A City Where Kids Can Play in the Street

A vist to Fes, Morocco, home to the world’s largest urban area with no cars.

Gideon Weissman

Former Policy Analyst, Frontier Group

I just got back from a trip to Morocco, where I spent a couple days in the city of Fes. Fes is a wild, colorful, ancient city, packed with sights and smells (like the ancient leather tannery, where the strong smell demands holding some mint under your nose). Fes’ medina – the dense city center surrounded by 1,000-year old walls – is also home to around 150,000 people, and is the world’s largest urban area with no cars.

Once you are there, it’s obvious why the Fes medina is car-free: You couldn’t drive on the streets even if you wanted to. They are narrow (most probably no more than 10 feet wide), windy, and paved with uneven cobblestones. Half the alleyways have winding stairs that are tricky even on foot.

I loved Fes, and I think that the absence of cars is part of what makes it a special place. Here are some of the reasons why:

The streets are for people, and people use them: Instead of cars, the windy streets of Fes are filled with food stalls, markets, and vendors, and restaurants and cafes sprawl out onto the street with tables and chairs. The streets are lively, and even the locals enjoy soaking it in, as evidenced by the cafes where old men sit with their chairs facing out toward public life, while they drink mint tea and smoke cigarettes. In general, carless streets seem to encourage everyone to spend less time inside, and to live more of their life in public.

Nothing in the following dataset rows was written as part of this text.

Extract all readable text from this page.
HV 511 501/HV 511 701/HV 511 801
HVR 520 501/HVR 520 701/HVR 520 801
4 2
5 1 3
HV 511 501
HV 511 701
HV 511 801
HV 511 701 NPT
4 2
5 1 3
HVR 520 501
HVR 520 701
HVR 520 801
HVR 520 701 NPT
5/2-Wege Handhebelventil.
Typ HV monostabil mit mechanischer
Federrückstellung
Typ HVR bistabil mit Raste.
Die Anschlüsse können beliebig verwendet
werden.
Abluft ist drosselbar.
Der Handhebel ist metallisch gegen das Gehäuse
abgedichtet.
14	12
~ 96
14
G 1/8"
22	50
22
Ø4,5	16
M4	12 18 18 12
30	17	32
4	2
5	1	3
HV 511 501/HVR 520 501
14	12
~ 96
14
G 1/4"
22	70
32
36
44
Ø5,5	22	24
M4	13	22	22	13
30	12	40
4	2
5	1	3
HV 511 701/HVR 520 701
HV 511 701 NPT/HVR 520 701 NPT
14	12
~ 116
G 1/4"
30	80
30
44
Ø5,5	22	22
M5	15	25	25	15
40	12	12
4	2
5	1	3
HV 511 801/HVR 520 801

Kids can play in the street: Seeing kids running and playing soccer in the streets of the Fes medina was unsurprising, since it fit in with the city so naturally – but it couldn’t have been further from my own childhood, when the street was a danger zone. Safe streets also mean freedom for parents, who can let kids out on their own without fear of a car speeding around the corner.

Walking around feels safe, in every way: Although I can only speak from a couple days’ experience as a tourist, the streets of Fes didn’t just feel safe from cars (although the occasional rogue motorcycle was another story). With lots of people out and about, there always seemed to be enough eyes on the street to make serious crime feel like a remote possibility, even though I don’t remember seeing a single police officer in the medina.

Everything is close: A city designed for people on foot is a city perfect for a tourist who wants to see everything. Sights, restaurants, markets, and shops were never more than a 15- or 20-minute walk away. That meant no haggling with taxis, and no need to rent a car or even wait for a bus.

There’s no honking: Fes is definitely not a quiet place. The medina is packed with people, and there’s a constant din of market haggling, kids yelling, shopkeepers shouting out to tourists. But I have never been in a place with so many people, so much street life, and not a peep from angry drivers honking their horns. It’s not a peaceful place, but compared to Boston (where horns are a primary mode of communication) the lack of cars provides definite aural relief – and likely health benefits, given the adverse impacts of noise pollution.

Whenever I travel, I love coming home to Boston, my favorite city on earth. But seeing a city without cars makes it clear that decades of policy designed to make driving easier have made Boston and other cities less safe, less livable, and less fun. Visiting a city like Fes feels like traveling back in time, and indeed long ago, before cars, our streets were considered useful public spaces that belonged to everyone. Some of the decisions we’ve made since then we can’t take back – like the late-1950s demolition of the West End, which was one of Boston’s own tight-knit, dense, walkable neighborhoods.

Yet there are still plenty of ways we can bring more life back to our streets. We can lower speed limits, widen sidewalks, and make public life more fun with outdoor seating for cafes. And we can experiment with bolder steps: Last summer, for three days, Boston closed Newbury Street to cars, resulting in thousands of happy people, and even games of ping pong.

We obviously can’t turn our cities into medieval medinas. But what if our streets had fewer cars and more cafes? What if kids could safely play in the street? What if there wasn’t so much damn honking? Imagine how our lives might be better. And we wouldn’t have to travel halfway around the world to experience it.